Results and Discussion: The current results showed that increasing salinity level enhanced the accessibility of Pb and subsequently its toxicity for earthworms. In contrast, addition of cow manure reduced the accessibility of Pb by 22-50% at all salinity levels. Earthworm population, wet and dry body weights, and wet and dry weights of casts produced by worms were all significantly (p <0.05) influenced by the interaction of salinity, Pb pollution and manure application. Earthworm characteristics in Pb-polluted soils had the lowest values in the presence of 8 dS m-1 salinity. When compared with the control, earthworm population tended to decline by 59%, wet weight by 28%, dry weight by 18%, cast wet weight by 18% and cast dry weight by 10% in Pb-polluted soils spiked with the highest salinity level. However, a reverse trend was observed with addition of cow manure, and the effect of salinity was greater in polluted than unpolluted treatments. In polluted soils amended with cow manure, 8 dS m-1 salinity reduced earthworm population (57%), wet weight (18%), and cast wet (38%) and dry (41%) weights compared with non-saline soils. The nature of interaction between salinity and Pb pollution on earthworm characteristics was often additive or synergistic in the absence of cow manure, but antagonism in the presence of cow manure. Manure addition to this calcareous soil reduced to a large extent the harmful effect of Pb pollution and soil salinization on survival of adult earthworms.

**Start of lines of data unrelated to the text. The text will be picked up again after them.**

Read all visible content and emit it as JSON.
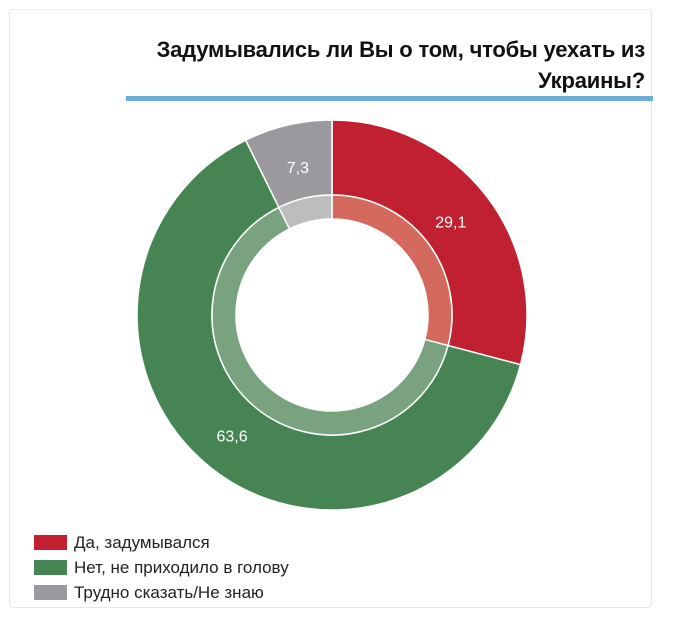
{
  "title": "Задумывались ли Вы о том, чтобы уехать из Украины?",
  "colors": {
    "yes": "#c02030",
    "no": "#468553",
    "hard": "#9a9a9e",
    "yes_inner": "#d46a5e",
    "no_inner": "#79a27f",
    "hard_inner": "#bdbdc0",
    "accent_rule": "#6faed4"
  },
  "chart_data": {
    "type": "pie",
    "donut": true,
    "title": "Задумывались ли Вы о том, чтобы уехать из Украины?",
    "legend_position": "bottom-left",
    "slices": [
      {
        "name": "Да, задумывался",
        "value": 29.1,
        "label": "29,1",
        "color": "#c02030",
        "inner_color": "#d46a5e"
      },
      {
        "name": "Нет, не приходило в голову",
        "value": 63.6,
        "label": "63,6",
        "color": "#468553",
        "inner_color": "#79a27f"
      },
      {
        "name": "Трудно сказать/Не знаю",
        "value": 7.3,
        "label": "7,3",
        "color": "#9a9a9e",
        "inner_color": "#bdbdc0"
      }
    ]
  }
}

Conclusions: The earthworm species E. fetida was very sensitive to the interaction between salinity and Pb stresses. The harmful effect of Pb pollution on earthworm depended largely on the salinity level and manure addition. Salinity could synergistically increase the mobility, bio-availability and toxicity of soil Pb. Polluted and saline environments have a great potential for damage to this earthworm species, however, manure addition could help to reduce the positive interaction of salinity and pollution on E. fetida, and to improve its population and activity. It is concluded that the nature of the effective interaction between salinity and Pb pollution on E. fetida was additive or synergism in manure-unamended soils, but was changed to antagonism in manure-amended soils.